Estoy hablando, señoras y señores, de la tetera de Russell. Esta es, ni más ni menos, una perfecta parodia de lo que supone, en esencia, creer en Dios (o Alá, o Vishnu, o lo que os plazca): en un dios que no es falsable, que no admite cuestiones pues está basado en un argumento circular (¿os acordáis del culo de Hank?).

Traduzco el texto que lo explica, porque creo que nada que yo pudiera decir lo aclararía más:

Si yo sugiriese que entre la Tierra y Marte hay una tetera de porcelana china dando vueltas en torno al Sol en una órbita elíptica, nadie sería capaz de refutar mi afirmación, siempre y cuando tuviera cuidado de añadir que la tetera es demasiado pequeña para ser detectada incluso por nuestros telescopios más potentes. Pero si siguiese diciendo que, puesto que mi afirmación no puede ser refutada, dudar de ella es una presunción intolerable por parte de la razón humana, sería correcto pensar que estoy diciendo tonterías.

Sin embargo, si la existencia de tal tetera se afirmase en libros antiguos, se enseñase como la Verdad Sagrada cada domingo, y se instilara en las mentes de los niños en el colegio, dudar en creer su existencia devendría una marca de excentricidad y habilitaría al incrédulo para las atenciones del psiquiatra en una era de Ilustración (o del Inquisidor, en una época anterior).

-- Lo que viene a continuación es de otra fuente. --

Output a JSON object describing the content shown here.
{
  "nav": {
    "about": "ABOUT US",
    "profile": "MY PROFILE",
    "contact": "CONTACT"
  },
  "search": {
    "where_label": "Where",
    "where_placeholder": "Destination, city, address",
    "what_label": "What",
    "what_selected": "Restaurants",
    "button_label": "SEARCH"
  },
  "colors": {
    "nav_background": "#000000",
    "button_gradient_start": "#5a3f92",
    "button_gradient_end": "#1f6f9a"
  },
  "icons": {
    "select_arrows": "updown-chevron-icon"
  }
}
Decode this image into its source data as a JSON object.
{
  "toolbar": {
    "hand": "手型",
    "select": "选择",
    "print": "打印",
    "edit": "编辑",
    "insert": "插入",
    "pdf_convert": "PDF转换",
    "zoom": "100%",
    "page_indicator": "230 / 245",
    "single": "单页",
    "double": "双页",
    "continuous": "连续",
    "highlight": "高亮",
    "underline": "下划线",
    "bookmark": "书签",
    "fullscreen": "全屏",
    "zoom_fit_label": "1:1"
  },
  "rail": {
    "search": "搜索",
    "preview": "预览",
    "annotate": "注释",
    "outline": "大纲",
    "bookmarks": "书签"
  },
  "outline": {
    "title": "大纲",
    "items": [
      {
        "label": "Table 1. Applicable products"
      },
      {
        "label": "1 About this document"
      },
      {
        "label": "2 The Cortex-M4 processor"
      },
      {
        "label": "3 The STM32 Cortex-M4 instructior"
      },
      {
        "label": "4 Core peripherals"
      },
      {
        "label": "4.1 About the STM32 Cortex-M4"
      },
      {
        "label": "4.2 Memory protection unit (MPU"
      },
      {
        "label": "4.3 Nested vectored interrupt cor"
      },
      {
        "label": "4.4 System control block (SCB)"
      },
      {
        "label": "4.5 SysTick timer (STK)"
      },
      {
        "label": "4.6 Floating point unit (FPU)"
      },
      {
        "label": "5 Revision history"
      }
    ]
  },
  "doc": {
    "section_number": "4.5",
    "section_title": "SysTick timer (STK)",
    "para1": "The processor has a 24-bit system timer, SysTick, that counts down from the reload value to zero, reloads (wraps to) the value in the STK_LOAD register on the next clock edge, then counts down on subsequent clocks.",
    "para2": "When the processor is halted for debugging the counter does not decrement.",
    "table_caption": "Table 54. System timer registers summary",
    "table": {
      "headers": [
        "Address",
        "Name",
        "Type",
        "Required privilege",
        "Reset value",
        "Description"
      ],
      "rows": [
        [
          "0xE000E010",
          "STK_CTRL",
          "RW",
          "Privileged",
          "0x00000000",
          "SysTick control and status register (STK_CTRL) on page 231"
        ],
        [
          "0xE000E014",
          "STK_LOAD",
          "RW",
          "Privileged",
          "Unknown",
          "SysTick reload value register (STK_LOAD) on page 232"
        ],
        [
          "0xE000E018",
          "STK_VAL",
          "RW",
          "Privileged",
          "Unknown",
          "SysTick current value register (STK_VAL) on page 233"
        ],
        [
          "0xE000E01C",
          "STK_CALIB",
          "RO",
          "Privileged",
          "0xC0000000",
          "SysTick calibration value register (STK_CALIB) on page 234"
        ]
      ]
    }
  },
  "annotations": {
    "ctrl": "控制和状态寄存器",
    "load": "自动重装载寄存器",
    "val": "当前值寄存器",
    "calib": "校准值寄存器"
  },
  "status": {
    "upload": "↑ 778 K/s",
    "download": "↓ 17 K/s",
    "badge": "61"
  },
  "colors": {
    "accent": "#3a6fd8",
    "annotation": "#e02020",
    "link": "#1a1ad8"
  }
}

Prometí que esta iba a ser una entrada breve, y lo cumplo. Ahí lo dejo; creo que esa perla lo dice todo por sí sola.

If I were to suggest that between the Earth and Mars there is a china teapot revolving about the sun in an elliptical orbit, nobody would be able to disprove my assertion provided I were careful to add that the teapot is too small to be revealed even by our most powerful telescopes. But if I were to go on to say that, since my assertion cannot be disproved, it is an intolerable presumption on the part of human reason to doubt it, I should rightly be thought to be talking nonsense.
If, however, the existence of such a teapot were affirmed in ancient books, taught as the sacred truth every Sunday, and instilled into the minds of children at school, hesitation to believe in its existence would become a mark of eccentricity and entitle the doubter to the attentions of the psychiatrist in an enlightened age or of the Inquisitor in an earlier time.